On September 1, 1992, we returned on the Proletar bus to Skopje, and a man of about forty, with bright red cheeks, wearing a light brown suit and holding an old map of Yugoslavia in his hands, was seated across from us. He kept his eye on us, but he watched us less with surprise than curiosity. We were accustomed to being looked at with much ruder and more impertinent glances. He would look out the window, then at the map, then at us. Srebra and I looked straight ahead. I usually felt nauseous when we rode the bus. After a while, the man got up the courage and spoke to us in English. He asked how to get to Belgrade from Skopje—whether there would be an evening bus. Srebra and I didn't know. Then he asked where he could spend the night in Skopje, where it would be least expensive. Srebra and I didn't know that either. He laughed, unperturbed, as if still expecting we would help him somehow, give him some sort of advice. But in fact, we really didn't know where he could sleep cheaply. Even though he was asking about Skopje, we had never slept in a hotel, and we'd heard that both the Continental and the Grand were expensive—hotels for foreigners.
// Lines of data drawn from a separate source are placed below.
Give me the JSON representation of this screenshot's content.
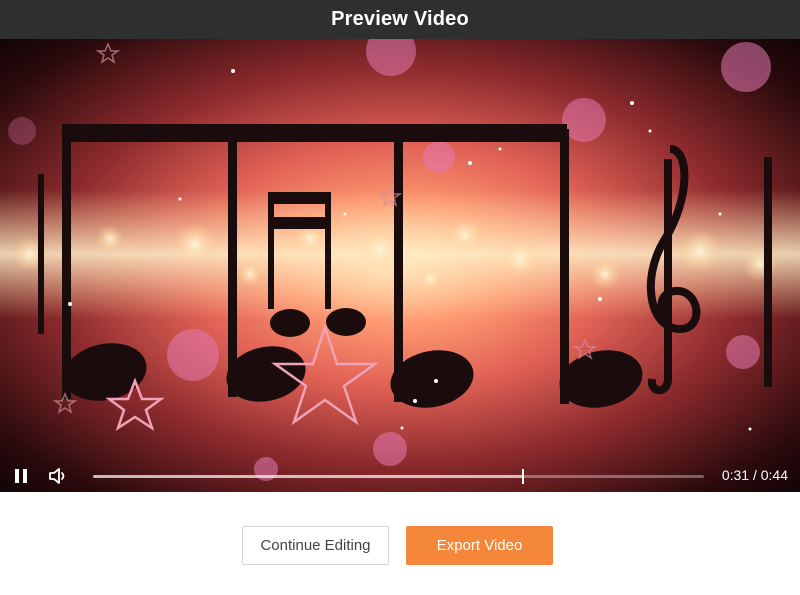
{
  "dialog": {
    "title": "Preview Video"
  },
  "player": {
    "state": "playing",
    "pause_icon": "pause-icon",
    "volume_icon": "volume-icon",
    "current_time": "0:31",
    "total_time": "0:44",
    "time_display": "0:31 / 0:44",
    "progress_fraction": 0.7045
  },
  "actions": {
    "continue_label": "Continue Editing",
    "export_label": "Export Video"
  },
  "colors": {
    "title_bar": "#2f2f2f",
    "export_button": "#f5873a",
    "page_background": "#ffffff"
  }
}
He was foreign, but judging from his worn shirt, he wasn't wealthy enough to stay in an expensive hotel. We didn't say anything; we just giggled, looking straight ahead all the way to Skopje, our heads swaying left or right in response to the curves in the road. At the bus station in Skopje, something inexplicable rose forcefully in my breast, and just as we got up from our seats, I said, “Come with us.” Srebra heard me and started, but he only asked, “Really?” I merely replied, “Yes.” “My name is Gary,” he said, and it was only then that we introduced ourselves. We got our bags and started off across the stone bridge. “
Slebla
,
Zhlata
,” he repeated several times with a wide grin. Srebra didn't say anything the whole time, and she pulled me left and right out of spite, causing us to walk as if drunk. There was hardly anyone on the bridge except for a few people who were actually drunk, staggering along submerged in themselves—meditative drunks turned inward, not outward.